All that being said, I applaud the efforts of any individual who attempts to reconnect with their agricultural roots, whether it be by raising a garden, visiting a farm, or by raising organic rabbits in their back yard (LOVED your article on the ‘Terrible Tragedy of the Healthy Eater’ by the way). I just hope they approach it with a little bit of humility, and possibly respect, for the hardworking individuals who grow the bulk of our food commercially, and yes, for profit. After all, if you’re going to be good at something, why is it necessarily a great big fat corporate sin to make money doing it?
Christina says
Absolutely fascinating! I would have never thought to question this. Thanks for the warning up front and I have definitely learned something new. Wow!
Laura says
I know this post is old, but I just stumbled upon it. I was raised on a third generation cattle ranch where my family has a purebred seedstock operation. Basically we breed purebred cattle, sell the good bull calves when they are a year to two years old and keep some of the heifers while selling some when they are old enough to breed.

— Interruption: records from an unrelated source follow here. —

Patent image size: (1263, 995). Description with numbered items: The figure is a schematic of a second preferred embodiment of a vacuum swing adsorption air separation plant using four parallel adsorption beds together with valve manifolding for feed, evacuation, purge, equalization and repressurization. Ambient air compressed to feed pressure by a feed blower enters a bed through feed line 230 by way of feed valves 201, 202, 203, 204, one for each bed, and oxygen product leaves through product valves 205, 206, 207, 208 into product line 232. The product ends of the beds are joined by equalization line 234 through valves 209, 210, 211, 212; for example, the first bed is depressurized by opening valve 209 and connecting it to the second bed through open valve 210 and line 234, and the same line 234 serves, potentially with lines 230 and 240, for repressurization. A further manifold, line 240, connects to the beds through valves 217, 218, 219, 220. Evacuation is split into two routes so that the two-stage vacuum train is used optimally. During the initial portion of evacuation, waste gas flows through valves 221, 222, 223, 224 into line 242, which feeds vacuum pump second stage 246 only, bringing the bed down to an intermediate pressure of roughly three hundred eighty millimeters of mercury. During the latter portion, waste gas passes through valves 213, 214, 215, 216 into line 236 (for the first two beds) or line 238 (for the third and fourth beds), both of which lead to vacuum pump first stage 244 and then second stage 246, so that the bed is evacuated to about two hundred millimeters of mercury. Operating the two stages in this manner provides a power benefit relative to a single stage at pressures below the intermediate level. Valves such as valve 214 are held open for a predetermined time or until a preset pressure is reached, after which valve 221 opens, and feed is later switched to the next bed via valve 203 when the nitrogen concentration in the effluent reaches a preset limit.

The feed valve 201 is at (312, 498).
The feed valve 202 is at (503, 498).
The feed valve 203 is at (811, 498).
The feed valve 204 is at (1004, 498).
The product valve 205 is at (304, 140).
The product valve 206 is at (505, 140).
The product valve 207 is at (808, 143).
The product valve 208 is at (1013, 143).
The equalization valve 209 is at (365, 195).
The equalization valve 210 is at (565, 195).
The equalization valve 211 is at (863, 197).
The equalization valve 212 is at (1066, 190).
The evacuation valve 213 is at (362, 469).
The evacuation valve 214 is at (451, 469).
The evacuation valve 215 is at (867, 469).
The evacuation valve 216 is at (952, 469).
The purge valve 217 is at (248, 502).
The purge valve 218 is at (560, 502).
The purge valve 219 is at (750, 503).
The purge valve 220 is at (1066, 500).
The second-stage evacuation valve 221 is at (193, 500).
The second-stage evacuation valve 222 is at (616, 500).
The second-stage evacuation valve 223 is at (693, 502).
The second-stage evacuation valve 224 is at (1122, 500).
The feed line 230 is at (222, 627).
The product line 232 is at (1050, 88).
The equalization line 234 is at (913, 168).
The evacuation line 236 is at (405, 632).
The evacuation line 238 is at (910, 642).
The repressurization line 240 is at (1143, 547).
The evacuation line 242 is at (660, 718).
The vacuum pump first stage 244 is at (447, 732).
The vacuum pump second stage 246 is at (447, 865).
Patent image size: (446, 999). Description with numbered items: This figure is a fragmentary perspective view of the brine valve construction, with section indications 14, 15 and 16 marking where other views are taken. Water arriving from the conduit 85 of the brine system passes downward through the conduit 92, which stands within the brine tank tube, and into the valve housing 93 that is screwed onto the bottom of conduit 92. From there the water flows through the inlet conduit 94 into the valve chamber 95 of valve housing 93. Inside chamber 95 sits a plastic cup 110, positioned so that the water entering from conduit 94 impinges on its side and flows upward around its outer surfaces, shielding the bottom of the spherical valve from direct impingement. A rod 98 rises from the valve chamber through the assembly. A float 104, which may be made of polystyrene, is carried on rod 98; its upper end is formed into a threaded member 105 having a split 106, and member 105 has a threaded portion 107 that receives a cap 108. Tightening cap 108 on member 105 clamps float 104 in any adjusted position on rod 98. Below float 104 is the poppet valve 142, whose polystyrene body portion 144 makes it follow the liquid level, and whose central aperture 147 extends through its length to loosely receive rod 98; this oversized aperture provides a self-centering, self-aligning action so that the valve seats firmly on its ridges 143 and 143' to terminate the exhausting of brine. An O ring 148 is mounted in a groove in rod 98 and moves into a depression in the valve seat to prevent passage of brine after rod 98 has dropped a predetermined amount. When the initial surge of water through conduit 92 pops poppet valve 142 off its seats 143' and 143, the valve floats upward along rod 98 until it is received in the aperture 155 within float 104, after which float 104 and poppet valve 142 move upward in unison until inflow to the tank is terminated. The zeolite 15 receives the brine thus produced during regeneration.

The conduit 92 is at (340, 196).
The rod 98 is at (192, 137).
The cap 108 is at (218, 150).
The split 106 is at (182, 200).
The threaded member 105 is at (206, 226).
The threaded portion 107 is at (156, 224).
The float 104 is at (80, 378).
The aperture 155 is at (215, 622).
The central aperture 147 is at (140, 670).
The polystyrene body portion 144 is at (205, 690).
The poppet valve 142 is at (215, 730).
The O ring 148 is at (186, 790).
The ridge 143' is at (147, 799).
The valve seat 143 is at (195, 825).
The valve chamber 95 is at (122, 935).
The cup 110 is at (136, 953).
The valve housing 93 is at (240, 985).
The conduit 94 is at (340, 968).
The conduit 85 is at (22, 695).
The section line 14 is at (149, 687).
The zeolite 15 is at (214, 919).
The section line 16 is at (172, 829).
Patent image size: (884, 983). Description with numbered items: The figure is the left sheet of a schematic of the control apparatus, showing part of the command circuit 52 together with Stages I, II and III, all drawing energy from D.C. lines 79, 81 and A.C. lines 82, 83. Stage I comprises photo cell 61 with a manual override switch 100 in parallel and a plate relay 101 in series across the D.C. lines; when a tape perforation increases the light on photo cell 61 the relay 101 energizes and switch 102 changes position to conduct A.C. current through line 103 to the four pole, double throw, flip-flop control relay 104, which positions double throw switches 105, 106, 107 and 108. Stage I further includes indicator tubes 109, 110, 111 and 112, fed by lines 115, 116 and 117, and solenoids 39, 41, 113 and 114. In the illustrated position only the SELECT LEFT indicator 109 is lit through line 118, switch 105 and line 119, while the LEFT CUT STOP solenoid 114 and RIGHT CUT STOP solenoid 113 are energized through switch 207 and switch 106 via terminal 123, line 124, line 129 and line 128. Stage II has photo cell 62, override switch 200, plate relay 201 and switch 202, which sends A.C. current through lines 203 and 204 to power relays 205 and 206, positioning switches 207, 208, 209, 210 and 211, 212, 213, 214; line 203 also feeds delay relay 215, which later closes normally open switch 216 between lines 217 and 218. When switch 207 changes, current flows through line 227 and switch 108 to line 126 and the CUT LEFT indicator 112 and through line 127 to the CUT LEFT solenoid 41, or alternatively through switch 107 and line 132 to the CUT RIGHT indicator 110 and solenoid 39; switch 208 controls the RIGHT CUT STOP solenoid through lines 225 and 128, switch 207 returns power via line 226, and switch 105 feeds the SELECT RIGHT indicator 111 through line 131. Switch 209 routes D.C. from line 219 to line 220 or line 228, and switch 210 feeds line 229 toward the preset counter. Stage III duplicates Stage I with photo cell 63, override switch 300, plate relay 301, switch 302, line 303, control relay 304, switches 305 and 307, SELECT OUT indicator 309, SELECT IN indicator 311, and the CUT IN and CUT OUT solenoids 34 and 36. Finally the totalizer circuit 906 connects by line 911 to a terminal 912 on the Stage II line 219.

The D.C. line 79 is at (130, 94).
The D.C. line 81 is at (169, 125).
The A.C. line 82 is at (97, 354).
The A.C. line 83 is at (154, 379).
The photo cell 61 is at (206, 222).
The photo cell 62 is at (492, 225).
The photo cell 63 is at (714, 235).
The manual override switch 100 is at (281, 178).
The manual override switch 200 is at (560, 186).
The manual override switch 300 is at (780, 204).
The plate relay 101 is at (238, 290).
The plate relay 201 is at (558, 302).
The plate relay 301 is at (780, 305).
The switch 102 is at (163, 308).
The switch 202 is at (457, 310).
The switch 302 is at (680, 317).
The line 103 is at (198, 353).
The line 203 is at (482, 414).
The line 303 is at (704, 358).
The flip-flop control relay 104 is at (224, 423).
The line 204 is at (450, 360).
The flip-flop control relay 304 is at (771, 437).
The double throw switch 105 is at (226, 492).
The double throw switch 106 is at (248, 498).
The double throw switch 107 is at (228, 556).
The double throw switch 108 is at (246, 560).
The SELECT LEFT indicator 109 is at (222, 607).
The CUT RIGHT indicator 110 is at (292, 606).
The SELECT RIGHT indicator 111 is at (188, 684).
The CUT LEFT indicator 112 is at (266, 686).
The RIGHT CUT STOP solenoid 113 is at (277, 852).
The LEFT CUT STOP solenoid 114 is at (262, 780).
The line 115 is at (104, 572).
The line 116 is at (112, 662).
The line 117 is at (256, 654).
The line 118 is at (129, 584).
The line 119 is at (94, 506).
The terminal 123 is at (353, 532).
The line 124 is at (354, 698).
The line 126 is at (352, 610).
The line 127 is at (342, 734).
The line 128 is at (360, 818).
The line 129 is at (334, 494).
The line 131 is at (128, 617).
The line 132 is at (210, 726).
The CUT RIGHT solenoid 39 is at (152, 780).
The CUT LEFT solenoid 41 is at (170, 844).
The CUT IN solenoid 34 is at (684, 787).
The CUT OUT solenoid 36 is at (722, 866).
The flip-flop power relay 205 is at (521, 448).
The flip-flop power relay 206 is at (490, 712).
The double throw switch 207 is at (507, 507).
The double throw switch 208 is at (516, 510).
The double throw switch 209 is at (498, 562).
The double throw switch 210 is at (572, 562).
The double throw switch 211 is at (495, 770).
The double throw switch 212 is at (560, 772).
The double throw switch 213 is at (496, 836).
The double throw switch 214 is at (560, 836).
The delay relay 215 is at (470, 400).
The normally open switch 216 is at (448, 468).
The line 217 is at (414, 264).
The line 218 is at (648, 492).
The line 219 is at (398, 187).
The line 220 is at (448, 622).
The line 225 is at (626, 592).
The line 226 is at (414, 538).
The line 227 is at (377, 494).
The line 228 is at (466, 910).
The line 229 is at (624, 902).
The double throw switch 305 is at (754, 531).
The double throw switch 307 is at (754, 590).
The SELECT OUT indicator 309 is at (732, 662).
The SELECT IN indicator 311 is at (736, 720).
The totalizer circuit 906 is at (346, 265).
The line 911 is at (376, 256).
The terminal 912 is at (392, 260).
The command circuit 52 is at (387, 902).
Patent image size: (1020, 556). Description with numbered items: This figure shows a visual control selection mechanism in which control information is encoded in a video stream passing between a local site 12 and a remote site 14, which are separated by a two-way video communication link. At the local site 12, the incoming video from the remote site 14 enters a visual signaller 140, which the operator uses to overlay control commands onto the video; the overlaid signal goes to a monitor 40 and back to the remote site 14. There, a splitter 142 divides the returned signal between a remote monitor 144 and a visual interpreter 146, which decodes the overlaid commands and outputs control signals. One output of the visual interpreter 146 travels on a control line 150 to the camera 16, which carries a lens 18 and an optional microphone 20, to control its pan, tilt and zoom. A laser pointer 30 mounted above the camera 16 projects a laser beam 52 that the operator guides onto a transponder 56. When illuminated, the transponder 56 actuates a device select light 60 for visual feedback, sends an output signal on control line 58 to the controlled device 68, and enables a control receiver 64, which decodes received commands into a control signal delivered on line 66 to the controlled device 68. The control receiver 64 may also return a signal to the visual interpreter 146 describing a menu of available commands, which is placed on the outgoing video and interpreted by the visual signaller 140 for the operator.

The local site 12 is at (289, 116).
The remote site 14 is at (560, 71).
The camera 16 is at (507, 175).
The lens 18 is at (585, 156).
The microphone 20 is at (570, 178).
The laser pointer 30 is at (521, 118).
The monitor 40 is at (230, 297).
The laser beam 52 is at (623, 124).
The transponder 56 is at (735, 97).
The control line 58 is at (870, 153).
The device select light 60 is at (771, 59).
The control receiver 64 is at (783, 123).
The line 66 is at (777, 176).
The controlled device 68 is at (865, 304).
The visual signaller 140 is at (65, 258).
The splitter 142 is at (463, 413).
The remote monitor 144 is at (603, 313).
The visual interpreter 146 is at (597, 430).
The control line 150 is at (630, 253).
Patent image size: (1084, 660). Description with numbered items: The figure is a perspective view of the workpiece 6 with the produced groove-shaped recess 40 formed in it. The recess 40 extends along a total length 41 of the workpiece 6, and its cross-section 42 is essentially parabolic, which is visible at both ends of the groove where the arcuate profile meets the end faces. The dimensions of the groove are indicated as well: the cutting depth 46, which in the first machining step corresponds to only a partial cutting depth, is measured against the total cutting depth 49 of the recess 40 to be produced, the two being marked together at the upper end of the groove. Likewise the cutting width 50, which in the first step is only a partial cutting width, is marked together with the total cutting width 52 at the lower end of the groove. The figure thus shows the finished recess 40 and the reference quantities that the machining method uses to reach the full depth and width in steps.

Cattle that do not have good enough phenotype and genotype are culled and fed for harvest. Culling is an important process. Say you have a bull with crooked legs. That bull will pass the crooked legs on down his breeding line, making it huge animal welfare problem in the future when his offspring can not walk. That being said, culling is very important with cows on an economic standpoint. Her job is to produce a calf to earn her keep (pasture, breeding, vaccinations and supplements are very expensive). When she no longer does that the ranch will quickly begin to loose money. Now the rancher has a huge responsibility. It’s his/her job to make sure that their livestock are well kept, have good body condition, healthy, in a low stress environment and handled gently. There are classes and training to insure vaccinations are administered correctly and safely (for the animal and food safety). Here’s the thing, majority of farmers and rancher do the right thing as far as animal welfare practices. Just because you buy your meat from Walmart, doesn’t mean it was raised inhumanely. Packing plants have put millions of dollars into humane slaughter research and practices. Check out Grandin.com. She’s a livestock handling expert who has helped changed the meat packing industry. Cattle fed to harvest in feedyards are safe. There are things done to pens to make them more comfortable for cattle, such as adding mounds in the middle, wind blocks and shelter houses. Feedyards have pen riders who’s sole purpose is to look at every single animal in the yard every single day and take action to improve its health if needed. As far as the “rancher” slaughtering cows that were carrying, that is awful. I am sorry this was your experience. There are some people who don’t belong in the livestock industry. Majority of farmers and ranchers are highly educated and know the correct protocols. There are undergrad, masters and PhD programs devoted to raising livestock. I hope this person thought twice about what he did and never did it again. Love life & Eat Beef.
idahogundy D.V.M. says
Laura,
Loved your commments, hit the nail right on the head.